Facing a double level of taxation, both at the point of acquiring bitcoins and when used for a purchase, users would face a strong dis-incentive to use the digital currency for payments in the EU. The additional factor of merchants now being required to keep track of the geographical information of the user adds a further level of complexity. This could be a deal-breaker for a merchant considering accepting bitcoin.
Bitcoin expert Martin Albert highlighted the problem facing merchants wishing to accept bitcoin.
“Central legislators by definition want to take control over payments and whether intended or not, they want to see what is going on also in terms of bitcoin payments. This is why already now registered businesses have to file extensive documentation like tax declarations, balance sheets, profit loss calculations, declarations of all kinds and keep super accurate accounting in general. In the future these registered businesses will have to fulfill more and more bureaucratic requirements that will ultimately kill bitcoin for legit businesses.”
The EU guidance uses standard card payment processing platforms as an example, which can offer instant clarification and information about the customer's identity and geographical tax location where “payment service providers verify at least part of the billing address of a payment method before approving a transaction.”
The lack of such a system for cryptocurrency transactions would make an equivalent proof of location impossible. The new ruling by the EU lays out nine of these forms of identity that may be acceptable as proof of location, many of which the digital currency fails to inherently work with.

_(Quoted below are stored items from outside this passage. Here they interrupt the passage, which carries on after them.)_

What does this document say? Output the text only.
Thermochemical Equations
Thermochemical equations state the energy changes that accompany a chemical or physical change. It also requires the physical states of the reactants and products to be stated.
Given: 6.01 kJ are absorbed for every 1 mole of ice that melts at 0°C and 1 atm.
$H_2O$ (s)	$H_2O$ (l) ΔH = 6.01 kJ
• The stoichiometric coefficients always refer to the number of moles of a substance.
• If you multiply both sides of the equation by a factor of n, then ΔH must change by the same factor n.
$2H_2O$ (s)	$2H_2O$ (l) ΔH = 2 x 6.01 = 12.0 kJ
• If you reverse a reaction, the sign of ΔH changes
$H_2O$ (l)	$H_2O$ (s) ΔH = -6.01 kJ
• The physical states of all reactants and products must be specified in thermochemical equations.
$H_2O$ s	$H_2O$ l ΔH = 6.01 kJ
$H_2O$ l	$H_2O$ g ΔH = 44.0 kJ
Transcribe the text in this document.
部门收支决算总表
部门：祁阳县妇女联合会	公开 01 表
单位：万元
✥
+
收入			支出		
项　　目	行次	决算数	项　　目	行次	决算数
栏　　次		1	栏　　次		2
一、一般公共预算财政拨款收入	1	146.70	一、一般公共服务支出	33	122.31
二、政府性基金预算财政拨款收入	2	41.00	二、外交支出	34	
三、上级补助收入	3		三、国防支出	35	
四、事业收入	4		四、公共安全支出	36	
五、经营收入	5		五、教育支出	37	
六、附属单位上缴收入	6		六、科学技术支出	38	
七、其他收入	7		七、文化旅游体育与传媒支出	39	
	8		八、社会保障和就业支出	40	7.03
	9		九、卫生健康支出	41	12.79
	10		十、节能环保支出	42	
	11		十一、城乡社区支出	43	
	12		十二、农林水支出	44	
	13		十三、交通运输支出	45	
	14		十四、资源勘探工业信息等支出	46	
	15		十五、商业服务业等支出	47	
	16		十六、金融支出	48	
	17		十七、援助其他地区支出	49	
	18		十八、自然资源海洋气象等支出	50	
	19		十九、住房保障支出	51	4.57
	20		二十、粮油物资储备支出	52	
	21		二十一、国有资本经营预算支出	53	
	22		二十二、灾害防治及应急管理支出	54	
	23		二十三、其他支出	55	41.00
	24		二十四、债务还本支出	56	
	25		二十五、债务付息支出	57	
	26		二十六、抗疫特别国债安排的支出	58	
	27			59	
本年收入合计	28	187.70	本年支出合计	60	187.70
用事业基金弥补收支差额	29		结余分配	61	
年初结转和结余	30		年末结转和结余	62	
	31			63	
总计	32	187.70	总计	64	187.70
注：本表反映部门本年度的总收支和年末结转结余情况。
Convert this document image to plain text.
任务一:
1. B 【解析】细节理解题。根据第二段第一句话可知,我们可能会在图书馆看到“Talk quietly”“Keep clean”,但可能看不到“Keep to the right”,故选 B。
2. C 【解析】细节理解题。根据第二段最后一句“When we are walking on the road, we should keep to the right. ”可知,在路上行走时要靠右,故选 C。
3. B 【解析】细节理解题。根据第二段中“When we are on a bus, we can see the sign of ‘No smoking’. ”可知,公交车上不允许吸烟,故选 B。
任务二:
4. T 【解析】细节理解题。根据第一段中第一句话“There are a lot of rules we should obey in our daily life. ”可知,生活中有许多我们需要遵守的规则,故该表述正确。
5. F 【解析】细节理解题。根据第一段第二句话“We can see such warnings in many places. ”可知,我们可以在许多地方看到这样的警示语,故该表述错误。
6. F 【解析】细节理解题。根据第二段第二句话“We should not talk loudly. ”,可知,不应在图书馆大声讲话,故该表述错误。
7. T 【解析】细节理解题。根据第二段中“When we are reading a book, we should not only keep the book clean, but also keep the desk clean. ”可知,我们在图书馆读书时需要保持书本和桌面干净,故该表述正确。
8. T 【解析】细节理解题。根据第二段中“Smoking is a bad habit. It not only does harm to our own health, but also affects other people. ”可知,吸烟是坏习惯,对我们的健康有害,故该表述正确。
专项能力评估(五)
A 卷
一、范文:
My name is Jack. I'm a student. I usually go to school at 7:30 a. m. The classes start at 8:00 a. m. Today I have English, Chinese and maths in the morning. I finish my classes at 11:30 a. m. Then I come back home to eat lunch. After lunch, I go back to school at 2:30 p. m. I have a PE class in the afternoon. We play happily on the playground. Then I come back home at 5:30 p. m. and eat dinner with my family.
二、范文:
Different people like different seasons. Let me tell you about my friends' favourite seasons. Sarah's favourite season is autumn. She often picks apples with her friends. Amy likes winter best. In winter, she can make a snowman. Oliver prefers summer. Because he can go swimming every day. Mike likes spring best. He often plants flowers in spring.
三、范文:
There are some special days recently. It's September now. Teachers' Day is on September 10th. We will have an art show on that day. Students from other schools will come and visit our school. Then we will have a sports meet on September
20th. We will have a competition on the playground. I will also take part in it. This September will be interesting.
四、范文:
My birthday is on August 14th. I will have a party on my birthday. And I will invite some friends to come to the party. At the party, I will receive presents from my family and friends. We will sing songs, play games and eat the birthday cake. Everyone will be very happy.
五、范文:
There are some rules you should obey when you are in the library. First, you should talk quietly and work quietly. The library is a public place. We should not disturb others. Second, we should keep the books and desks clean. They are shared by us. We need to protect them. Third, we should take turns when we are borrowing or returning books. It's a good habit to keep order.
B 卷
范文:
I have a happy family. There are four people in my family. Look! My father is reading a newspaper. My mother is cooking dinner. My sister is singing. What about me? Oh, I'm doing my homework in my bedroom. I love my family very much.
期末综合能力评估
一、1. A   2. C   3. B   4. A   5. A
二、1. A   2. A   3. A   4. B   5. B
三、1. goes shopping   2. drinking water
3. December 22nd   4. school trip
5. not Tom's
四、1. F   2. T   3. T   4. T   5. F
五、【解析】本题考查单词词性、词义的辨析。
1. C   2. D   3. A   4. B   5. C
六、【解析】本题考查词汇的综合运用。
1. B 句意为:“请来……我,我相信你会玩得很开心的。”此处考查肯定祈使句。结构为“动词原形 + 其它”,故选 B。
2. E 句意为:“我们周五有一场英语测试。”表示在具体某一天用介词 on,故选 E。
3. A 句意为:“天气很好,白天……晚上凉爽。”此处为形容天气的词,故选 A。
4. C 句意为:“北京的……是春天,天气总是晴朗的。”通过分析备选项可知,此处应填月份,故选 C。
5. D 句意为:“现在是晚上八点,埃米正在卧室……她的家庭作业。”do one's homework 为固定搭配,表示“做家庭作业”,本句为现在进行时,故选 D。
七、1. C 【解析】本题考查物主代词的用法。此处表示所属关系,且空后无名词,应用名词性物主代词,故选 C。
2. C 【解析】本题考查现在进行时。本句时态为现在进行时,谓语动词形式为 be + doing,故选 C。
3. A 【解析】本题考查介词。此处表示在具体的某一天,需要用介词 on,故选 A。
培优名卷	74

In order to verify “the place where the customer belongs is that identified by the supplier as such on the basis of two items of non-contradictory evidence”, merchants will need to collect a range of information on their customers. Furthermore:
“In the event that a supplier has difficulties to collect two items of non-contradictory evidence to determine the place where the customer belongs, he should nevertheless continue to seek further evidence such as relevant commercial information.”
With a decision expected in the coming months, the outcome of this VAT ruling looks set to have far reaching implications for digital currencies in Europe in general.